In California, the state considers businesses created in a marriage as community property. During the asset division process, the non-business owning spouse is legally entitled to half of the business’s value. Business-related divorces can get complicated fast. How spouses choose to treat the business can affect both parties’ tax situations, future spousal support, and general financial statuses.
Considerations for Divorcing a Business Owner
During a divorce, things can get heated. One spouse may feel very defensive of the company and give up too much to protect the business. The other may see the business value as an opportunity to negotiate for an increased payout now. Anger and emotions can cloud best interests for both parties. If you’re in the process of divorcing a business owner, keep these considerations in mind:
- Businesses may need more than half of their total values to survive. If you ask for the full half of the business in a payout, you may take away the business’s operating capabilities. Some businesses cannot survive such a loss, and the request for your half today could jeopardize your spouse’s ability to pay spousal support or child support in the future.When negotiating for your share of the business, consider alternatives to a payout. A stake in the business or increased rights to other community property may make more sense. Try to focus on the assets that really matter to you instead of trying to hurt the other person with your actions.

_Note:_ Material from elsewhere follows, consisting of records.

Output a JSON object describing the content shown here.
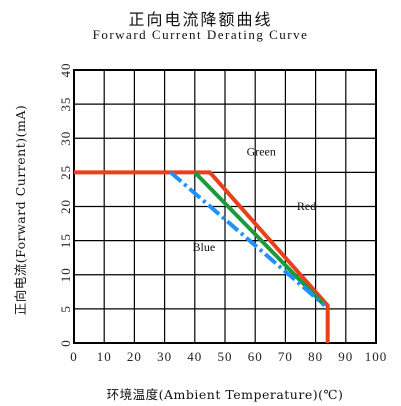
{
  "chart_data": {
    "type": "line",
    "title": "正向电流降额曲线",
    "subtitle": "Forward Current Derating Curve",
    "xlabel": "环境温度(Ambient Temperature)(℃)",
    "ylabel": "正向电流(Forward Current)(mA)",
    "xlim": [
      0,
      100
    ],
    "ylim": [
      0,
      40
    ],
    "xticks": [
      0,
      10,
      20,
      30,
      40,
      50,
      60,
      70,
      80,
      90,
      100
    ],
    "yticks": [
      0,
      5,
      10,
      15,
      20,
      25,
      30,
      35,
      40
    ],
    "grid": true,
    "series": [
      {
        "name": "Red",
        "color": "#e8401c",
        "style": "solid",
        "x": [
          0,
          45,
          84,
          84
        ],
        "y": [
          25,
          25,
          5.5,
          0
        ]
      },
      {
        "name": "Green",
        "color": "#1a9a3a",
        "style": "solid",
        "x": [
          40,
          83
        ],
        "y": [
          25,
          5.5
        ]
      },
      {
        "name": "Blue",
        "color": "#1e90ff",
        "style": "dash-dot",
        "x": [
          32,
          83
        ],
        "y": [
          25,
          5.5
        ]
      }
    ],
    "annotations": [
      {
        "text": "Green",
        "x": 62,
        "y": 27.5
      },
      {
        "text": "Red",
        "x": 77,
        "y": 19.5
      },
      {
        "text": "Blue",
        "x": 43,
        "y": 13.5
      }
    ]
  }
}
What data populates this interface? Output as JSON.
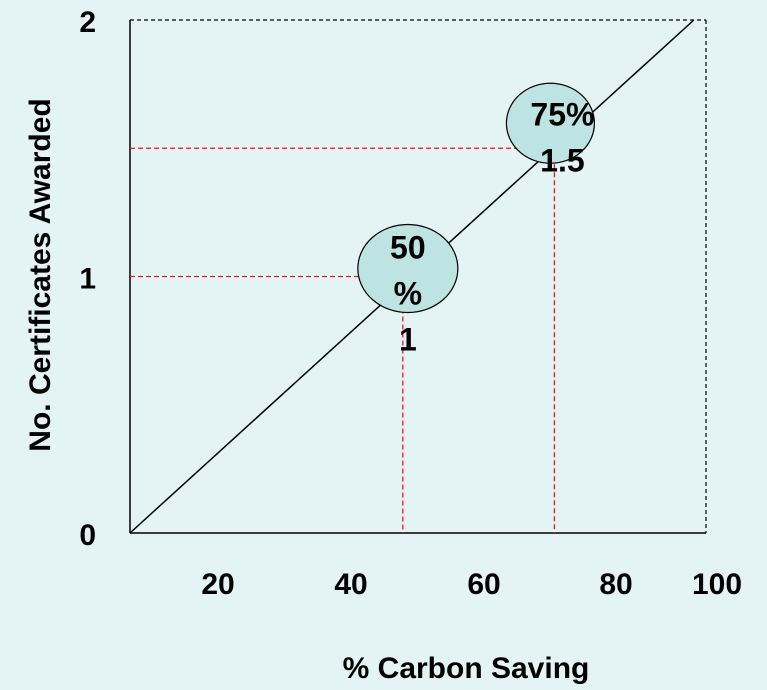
{
  "chart_data": {
    "type": "line",
    "xlabel": "% Carbon Saving",
    "ylabel": "No. Certificates Awarded",
    "x_ticks": [
      "20",
      "40",
      "60",
      "80",
      "100"
    ],
    "y_ticks": [
      "0",
      "1",
      "2"
    ],
    "xlim": [
      5,
      100
    ],
    "ylim": [
      0,
      2
    ],
    "grid": false,
    "series": [
      {
        "x": [
          5,
          98
        ],
        "y": [
          0,
          2
        ]
      }
    ],
    "annotations": [
      {
        "label_lines": [
          "50",
          "%",
          "1"
        ],
        "x": 50,
        "y": 1
      },
      {
        "label_lines": [
          "75%",
          "1.5"
        ],
        "x": 75,
        "y": 1.5
      }
    ],
    "colors": {
      "background": "#e4f3f4",
      "bubble_fill": "#bde3e3",
      "guide_line": "#e8172b",
      "line": "#000000"
    }
  }
}
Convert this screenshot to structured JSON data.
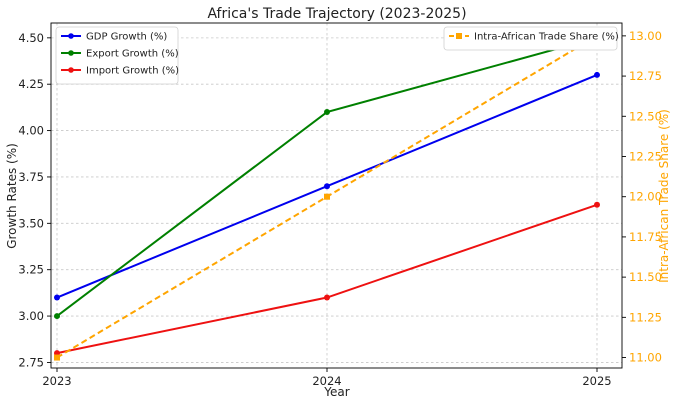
{
  "chart_data": {
    "type": "line",
    "title": "Africa's Trade Trajectory (2023-2025)",
    "xlabel": "Year",
    "ylabel": "Growth Rates (%)",
    "ylabel_right": "Intra-African Trade Share (%)",
    "x": [
      "2023",
      "2024",
      "2025"
    ],
    "ylim": [
      2.72,
      4.58
    ],
    "ylim_right": [
      10.935,
      13.08
    ],
    "yticks": [
      "2.75",
      "3.00",
      "3.25",
      "3.50",
      "3.75",
      "4.00",
      "4.25",
      "4.50"
    ],
    "yticks_right": [
      "11.00",
      "11.25",
      "11.50",
      "11.75",
      "12.00",
      "12.25",
      "12.50",
      "12.75",
      "13.00"
    ],
    "grid": true,
    "series": [
      {
        "name": "GDP Growth (%)",
        "values": [
          3.1,
          3.7,
          4.3
        ],
        "axis": "left",
        "color": "#0000ee",
        "dashed": false,
        "marker": "circle"
      },
      {
        "name": "Export Growth (%)",
        "values": [
          3.0,
          4.1,
          4.5
        ],
        "axis": "left",
        "color": "#008000",
        "dashed": false,
        "marker": "circle"
      },
      {
        "name": "Import Growth (%)",
        "values": [
          2.8,
          3.1,
          3.6
        ],
        "axis": "left",
        "color": "#ee1111",
        "dashed": false,
        "marker": "circle"
      },
      {
        "name": "Intra-African Trade Share (%)",
        "values": [
          11.0,
          12.0,
          13.0
        ],
        "axis": "right",
        "color": "#ffa500",
        "dashed": true,
        "marker": "square"
      }
    ],
    "legend_left": "top-left",
    "legend_right": "top-right",
    "right_axis_color": "#ffa500"
  }
}
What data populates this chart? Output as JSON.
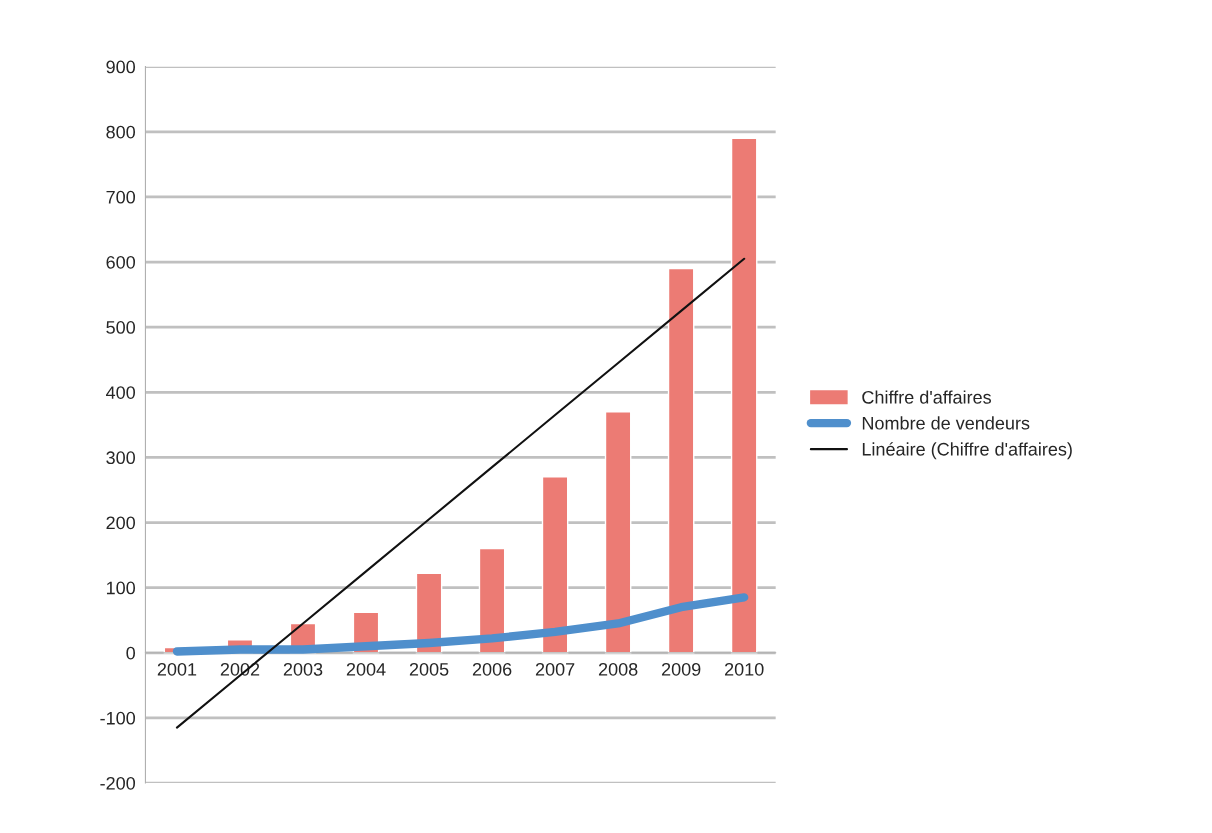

- Defensive business owners may try to trick you. While some spouses may try to hurt a business owner with property division requests, some business owners act out, too. Do not assume that the other party will fully and willingly disclose all relevant business assets during a divorce.To protect his or her interests, a business owner may use various techniques to keep community property away from a spouse, including lowering income reports and shielding assets in protected accounts. Some of the actions business owners take to protect their self-interests are merely unethical, while others are illegal.
For any business-involved divorce, work with an attorney who understands how businesses affect asset division. Attorneys know the red flags to look for when business owners resort to shielding or hiding assets in a divorce.
- Consider how the divorce will affect your tax situation. Many spouses forget to consider how a divorce will change tax implications during the next tax season. From spousal support to business ownership arrangements, each asset division determination could change the way you pay taxes next season.Understand all the tax consequences of asset divisions before you agree to the terms. Your attorney can help you find the most advantageous long-term solutions based on appreciation/depreciation, tax consequences, and other considerations.
- Business arrangements are often complex. In a basic sole-ownership business started during marriage, your right to half the property may be clear. However, businesses come in all kinds of structures and from all types of arrangements. Divorces involving complex business arrangements often require the assistance of a forensic accountant who can tease out the value of actual community property in the business.In some cases, spouses who are partners must consider how the business will move forward in addition to asset division considerations. Spouses that share a stake in a business may continue to work together after a divorce, sell the business and share the remaining profits, or one spouse may buy out the other. The right legal and financial support during a divorce can help you understand your right to community property and a fair asset separation agreement for your situation.
Business ownership doesn’t have to serve as a point of contention in divorce proceedings. While businesses can complicate divorce proceedings, the goal of divorce is to create a fair split between spouses. If both individuals remain honest and focused on what they really want out of the divorce, both can walk away satisfied.